Complete’s Student Alert signals bus’s arrival
Posted on Sunday, September 17, 2006
SPRINGDALE — Those working at Complete Inc. feel like they have a new baby and are watching it grow.
For the first time in Complete Inc. ’s 10-year history, the Springdale electronics firm is making its own product, rather than serving as a contract designer and manufacturer for other companies ’ products. Instead of just making the intricate circuit boards to be inserted into consumer products, Complete Inc. rounded out the production cycle from conception to customers when it created the Student Alert System.
The system signals a family when a student’s school bus is approaching the home so a child does not have to wait long outdoors and is less likely to miss the bus. Response from school districts and parent-teacher associations has been enthusiastic, company officials said.
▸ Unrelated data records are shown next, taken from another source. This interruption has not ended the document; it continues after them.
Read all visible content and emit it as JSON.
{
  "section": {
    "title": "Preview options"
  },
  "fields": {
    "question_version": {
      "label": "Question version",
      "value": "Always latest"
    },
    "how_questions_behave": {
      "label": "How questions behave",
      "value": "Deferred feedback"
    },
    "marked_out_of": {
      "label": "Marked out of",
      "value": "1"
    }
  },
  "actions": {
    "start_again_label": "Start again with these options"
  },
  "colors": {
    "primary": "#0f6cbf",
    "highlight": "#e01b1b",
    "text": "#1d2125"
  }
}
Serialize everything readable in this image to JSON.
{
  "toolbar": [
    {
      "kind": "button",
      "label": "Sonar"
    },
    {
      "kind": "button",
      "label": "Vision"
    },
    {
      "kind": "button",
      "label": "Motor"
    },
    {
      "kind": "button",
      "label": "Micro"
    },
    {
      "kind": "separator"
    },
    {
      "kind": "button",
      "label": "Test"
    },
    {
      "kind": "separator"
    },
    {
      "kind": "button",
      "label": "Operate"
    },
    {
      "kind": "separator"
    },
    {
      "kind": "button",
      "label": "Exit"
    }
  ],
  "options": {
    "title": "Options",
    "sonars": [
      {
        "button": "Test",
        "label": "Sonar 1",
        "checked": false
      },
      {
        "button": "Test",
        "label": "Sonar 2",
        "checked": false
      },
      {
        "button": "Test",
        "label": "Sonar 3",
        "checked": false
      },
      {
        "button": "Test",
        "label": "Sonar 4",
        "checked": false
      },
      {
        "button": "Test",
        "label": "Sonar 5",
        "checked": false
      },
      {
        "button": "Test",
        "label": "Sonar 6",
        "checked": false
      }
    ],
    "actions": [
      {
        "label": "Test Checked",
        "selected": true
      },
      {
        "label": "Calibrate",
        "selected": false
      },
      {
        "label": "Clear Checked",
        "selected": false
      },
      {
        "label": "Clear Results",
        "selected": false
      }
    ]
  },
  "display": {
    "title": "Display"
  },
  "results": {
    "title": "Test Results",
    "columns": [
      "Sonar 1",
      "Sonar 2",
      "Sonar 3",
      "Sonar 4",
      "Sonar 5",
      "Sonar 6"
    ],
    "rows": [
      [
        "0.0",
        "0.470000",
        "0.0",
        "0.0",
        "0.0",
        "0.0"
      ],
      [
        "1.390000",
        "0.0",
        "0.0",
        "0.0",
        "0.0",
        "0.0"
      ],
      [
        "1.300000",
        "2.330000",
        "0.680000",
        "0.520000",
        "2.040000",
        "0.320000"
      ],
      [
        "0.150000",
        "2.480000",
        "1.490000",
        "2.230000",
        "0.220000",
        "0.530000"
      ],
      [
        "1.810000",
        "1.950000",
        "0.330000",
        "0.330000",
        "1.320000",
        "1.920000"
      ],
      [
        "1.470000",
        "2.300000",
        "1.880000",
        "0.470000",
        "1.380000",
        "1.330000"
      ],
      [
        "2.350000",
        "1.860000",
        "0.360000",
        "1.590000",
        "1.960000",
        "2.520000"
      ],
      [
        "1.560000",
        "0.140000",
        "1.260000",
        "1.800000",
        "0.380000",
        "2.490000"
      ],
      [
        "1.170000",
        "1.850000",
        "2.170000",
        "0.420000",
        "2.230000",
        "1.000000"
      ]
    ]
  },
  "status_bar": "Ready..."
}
With the aid of their first brochure and Web site, www. studentalert. com, more people are asking them about their new “baby.” President Loy Hoskins has seen the company grow from two partners and based in his garage to a 6, 000-square-foot building at 605 Bain St., with room to expand. He’s looking at adjacent space on the lot, remembering three previous moves as the company expanded its production area to accommodate more products and employees. The company now grossing just under $ 2 million a year could see the product double its production in the next year, Hoskins said. “We will expand to meet the need, whatever it is. We’re proud this is made in the USA,” the Fayetteville native said.
A FAMILY AFFAIR The current 14 employees include some of Hoskins’ family members, and when needed for a large order on a quick deadline, friends also help out. Hoskins said his 84-year-old father regularly comes in with his girlfriend to help assemble the electronic circuit boards.
Hoskins got his start as a development engineer for an antenna company that dealt only with large runs. Now Complete Inc. sometimes provides customers with runs of 10 to 10, 000 pieces on more of the customized circuit boards.
He figures the firm now makes 55 different boards for companies across the country. Its circuit boards end up in paintball guns, pump controllers, asphalt pavers, emergency doors and other products. Complete Inc. has helped customers receive 15 patents on their products as well as Federal Communications Commission approvals. Now Complete Inc. awaits final word on its own patent for the Student Alert System, which has already received FCC certification. The company handles leasing and warranty inquiries while working with sales through Student Alert Systems Inc. in Russellville, where units are ready to ship.
The Student Alert System has three market plans, quality manager Tim Stout said. Their Russellville marketing firm can sell the system to a school district, which could choose to let a PTA administer the leasing program. Complete Inc. can lease to a school system or, the most popular plan, a combination of selling and leasing units.
Northern states are interested because students can suffer in winter’s low temperatures, Hoskins said. Complete Inc. has a couple of states interested in ordering for schools statewide.
Hoskins points out that parents may have a different perspective from that of school administrators. Parents want their children to have a short wait outside, especially when some bus routes start by 6: 30 a.m. when streets are still dark.
Administrators could be concerned with keeping buses on time for each stop in an era when less drivers are available and some routes are growing. Another benefit is spending less money for fuel because buses don’t have to idle as long at each stop.
And since reports have linked school-bus diesel fumes to asthma, slowed brain development and other health problems, the federal government has offered grants of $ 50, 000- $ 200, 000 to qualified schools to acquire technology that helps “reduce school-bus idling.” Complete Inc. officials see the Student Alert System as ideal technology for the grant program.
HOW IT WORKS The 900-MHz long-range system works equally well in remote rural areas and urban subdivisions, Hoskins said. Although it uses technology originally developed for high-security military radios, Stout said it is Hoskins ’ complex design of the circuitry that makes the system so easy to use.
School administrators must first input a number code on each bus’s small transmitter. That number is picked up from the transmitter that’s mounted on the dashboard and plugged into a power port (such as a cigarette lighter ).
All families have to do is press one button once on the first day the bus comes with its unit. No other programming or menus are required.
The 5-by-7-inch home receiver unit gives out an audible signal for about three minutes, then switches to just a light. The light stays on to tell parents the bus has arrived.
The unit can receive up to eight signals if children use different buses, signaling which number bus is near. The unit needs only an electrical outlet and is left switched on in the home.
The signal transmits from a half-mile to 1. 5 miles, depending on terrain.
The ease of use for families makes this a real plus for special-needs students, Stout said. They may ride a different bus to school and often need extra time to reach the bus stop. Since in some cases drivers must help them aboard, cutting wait times is important for both.